Bandara Sultan Iskandar Muda, Blang Bintang, Aceh Besar.
Aku sedang celingak-celinguk di depan pintu masuk “Kedatangan” Bandara SIM. Hari ini Mama, Papa, Sari (adikku), Faisal (anakku) dan Mazaya (keponakanku) tiba di Banda Aceh. Namun tak satu pun dari mereka yang menampakkan batang hidungnya. Setelah lama menunggu akhirnya datanglah rombongan penumpang Batik Air. Kuperhatikan mereka satu per satu. Tak lama kulihat seorang bapak-bapak, memakai topi dan jaket hitam. Wah, itu Papa! Lalu Papa berbicara dengan seorang pemuda berambut gondrong. Aku hanya melihatnya dari belakang, tak nampak mukanya. Pemuda itu berjalan cepat ke arah utara. Beberapa saat kemudian dia berbalik lagi ke arah selatan. Sambil berjalan dia melihat ke arah pintu masuk. Hey, ternyata itu Faisal! Dia melihat ke arahku dan tersenyum. Aku membalas senyumnya dengan getir. Akibat rambutnya yang gondrong, wajahnya sedikit berubah. Aku pangling melihatnya. Faisal kok jadi beda ya mukanya?

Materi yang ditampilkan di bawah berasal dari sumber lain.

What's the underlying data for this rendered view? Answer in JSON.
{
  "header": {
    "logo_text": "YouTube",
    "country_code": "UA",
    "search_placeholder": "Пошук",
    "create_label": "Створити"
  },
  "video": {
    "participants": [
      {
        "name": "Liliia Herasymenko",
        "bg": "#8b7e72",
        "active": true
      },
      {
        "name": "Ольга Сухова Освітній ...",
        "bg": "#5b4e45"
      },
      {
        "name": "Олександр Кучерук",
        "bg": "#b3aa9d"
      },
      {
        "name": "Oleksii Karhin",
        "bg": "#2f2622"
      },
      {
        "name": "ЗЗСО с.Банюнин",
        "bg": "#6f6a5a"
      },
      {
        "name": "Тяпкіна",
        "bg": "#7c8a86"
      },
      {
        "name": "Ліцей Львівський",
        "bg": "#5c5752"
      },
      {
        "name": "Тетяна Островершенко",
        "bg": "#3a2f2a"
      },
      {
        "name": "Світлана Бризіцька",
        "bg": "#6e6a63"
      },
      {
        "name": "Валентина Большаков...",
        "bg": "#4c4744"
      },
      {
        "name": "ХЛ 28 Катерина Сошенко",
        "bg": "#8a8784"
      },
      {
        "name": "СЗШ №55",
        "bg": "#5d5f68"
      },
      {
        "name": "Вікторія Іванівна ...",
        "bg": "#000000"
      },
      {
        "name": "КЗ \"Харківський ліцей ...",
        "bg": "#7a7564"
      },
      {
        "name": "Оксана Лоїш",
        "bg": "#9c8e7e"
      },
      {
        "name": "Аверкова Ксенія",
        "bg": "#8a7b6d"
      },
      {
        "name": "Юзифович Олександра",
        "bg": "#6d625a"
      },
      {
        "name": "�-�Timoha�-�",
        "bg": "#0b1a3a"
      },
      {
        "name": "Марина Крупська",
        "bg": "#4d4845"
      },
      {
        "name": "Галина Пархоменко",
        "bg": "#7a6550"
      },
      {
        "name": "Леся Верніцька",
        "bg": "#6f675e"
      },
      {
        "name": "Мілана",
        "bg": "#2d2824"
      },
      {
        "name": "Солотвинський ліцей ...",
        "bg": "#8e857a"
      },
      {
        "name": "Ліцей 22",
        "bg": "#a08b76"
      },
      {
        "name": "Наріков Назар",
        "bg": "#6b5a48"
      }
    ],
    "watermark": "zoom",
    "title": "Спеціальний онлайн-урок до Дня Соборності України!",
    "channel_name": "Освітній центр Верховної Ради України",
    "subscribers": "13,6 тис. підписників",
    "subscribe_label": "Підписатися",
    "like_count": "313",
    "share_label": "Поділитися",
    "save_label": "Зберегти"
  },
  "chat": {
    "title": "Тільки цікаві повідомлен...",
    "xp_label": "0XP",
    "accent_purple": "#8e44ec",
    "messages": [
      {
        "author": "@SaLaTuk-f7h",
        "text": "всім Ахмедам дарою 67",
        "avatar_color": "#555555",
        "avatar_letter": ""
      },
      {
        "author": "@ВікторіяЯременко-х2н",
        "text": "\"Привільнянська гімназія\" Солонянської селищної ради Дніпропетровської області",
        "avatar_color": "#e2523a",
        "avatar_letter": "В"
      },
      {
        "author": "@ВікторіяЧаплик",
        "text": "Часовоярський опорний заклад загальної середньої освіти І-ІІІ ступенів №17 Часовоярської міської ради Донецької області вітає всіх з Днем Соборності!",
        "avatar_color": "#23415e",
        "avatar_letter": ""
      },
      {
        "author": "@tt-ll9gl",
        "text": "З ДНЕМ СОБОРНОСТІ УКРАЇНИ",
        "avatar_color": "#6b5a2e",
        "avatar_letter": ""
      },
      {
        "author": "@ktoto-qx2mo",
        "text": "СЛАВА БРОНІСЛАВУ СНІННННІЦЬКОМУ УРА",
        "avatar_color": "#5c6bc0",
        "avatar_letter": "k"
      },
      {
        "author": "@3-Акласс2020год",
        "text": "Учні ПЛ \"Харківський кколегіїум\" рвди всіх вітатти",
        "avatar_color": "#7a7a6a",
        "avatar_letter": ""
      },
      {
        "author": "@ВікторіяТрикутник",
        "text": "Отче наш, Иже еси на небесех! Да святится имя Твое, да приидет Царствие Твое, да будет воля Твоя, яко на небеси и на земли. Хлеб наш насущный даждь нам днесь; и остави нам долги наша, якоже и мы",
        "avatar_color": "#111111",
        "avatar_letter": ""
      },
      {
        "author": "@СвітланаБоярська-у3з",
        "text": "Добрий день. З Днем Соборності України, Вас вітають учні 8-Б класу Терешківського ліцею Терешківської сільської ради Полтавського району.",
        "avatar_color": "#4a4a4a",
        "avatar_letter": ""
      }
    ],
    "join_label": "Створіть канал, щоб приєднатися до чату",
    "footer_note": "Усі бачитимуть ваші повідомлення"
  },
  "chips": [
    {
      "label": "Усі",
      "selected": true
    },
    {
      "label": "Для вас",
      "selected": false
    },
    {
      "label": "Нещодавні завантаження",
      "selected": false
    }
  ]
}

Ya, baru kali ini Faisal berambut gondrong. Sejak kecil sampai SMA, dia selalu berambut cepak. Tapi menurutku, dengan gondrong begini, dia jadi tambah manis, dan tambah mirip dengan almarhum ayahnya. Melihat Faisal, aku seolah-olah melihat Pak Ridha sewaktu muda, dengan rambut hitam dan agak bergelombang. Pertanyaannya adalah,”Kenapa rambutnya dipanjangin?” Dan ternyata alasannya adalah karena Faisal tergabung dalam Pusat Kebudayaan Aceh di Bandung. Jadi tugas mereka adalah memperkenalkan budaya Aceh seperti tarian, nyanyian, dsb kepada masyarakat. Faisal ikut dalam tari Saman, dan kerap mentas di acara-acara. Sebagai penari Saman dengan gerakan yang dinamis, akan lebih mengasyikkan kalau rambutnya itu goyang-goyang waktu nari. Ada polem alias poni lempar gitu. Dan semua temannya penari Saman juga berambot gondrong.
Dan ternyata aku bukanlah satu-satunya yang melongo melihat penampilan baru Faisal. Ibu Doktor Dzarnisa Araby atau Kak Adek juga pangling seperti diriku. Mereka bertemu di depan Mushola Al-Muhajirin, mushola di komplek kami. Bakda sholat maghrib, Faisal sedang berjalan bersama Pak Hendi (sekarang sudah alm), salah seorang tetangga kami. Ketika bertemu dengan Kak Adek, Faisal menyapa,”Bu,” sambil mengangguk hormat. Kak Adek membalas,”Iya,” tanpa berbasa-basi lebih lanjut. Hal ini agak aneh. Kak Adek biasanya sangat ramah dan perhatian terhadap anak-anakku. Biasa menanyakan kabar atau mengajak ngobrol kalau ketemu. Jadi jawaban singkat “Iya” itu nggak biasa-biasanya. Selepas Isya Kak Adek meneleponku. Dengan suara riang dan bersemangat ’45, beliau menceritakan pertemuannya dengan Faisal. Dan ternyata Kak Adek tidak mengenal Faisal. Tepatnya, nggak ngeh kalau itu Faisal. Setelah Faisal dan Pak Hendi berlalu, barulah Kak Adek mikir,”Eh, itu kok kayak Faisal ya?” Oalah. Kami pun tertawa bersama. “Iya, memang banyak yang nggak kenal karena dia gondrong Kak, termasuk Mala,” aku menetralisir keadaan. “Waktu ketemu di bandara juga Mala nggak kenal ama Faisal, Kak.”
Fadhil dan Fadhli, adik kembar Faisal pun juga nggak ngenalin abangnya. Sewaktu kami menjemput mereka di asrama SMA Modal Bangsa di Cot Suruy, Blang Bintang, Aceh Besar, Fadhil dan Fadhli sempet bengong dan terperangah ngeliat Faisal Aku sampe sakit perut nahan ketawa ngeliat mereka. Ternyata seru juga melihat mereka yang heran, melongo, terkesima melihat penampilan baru Faisal.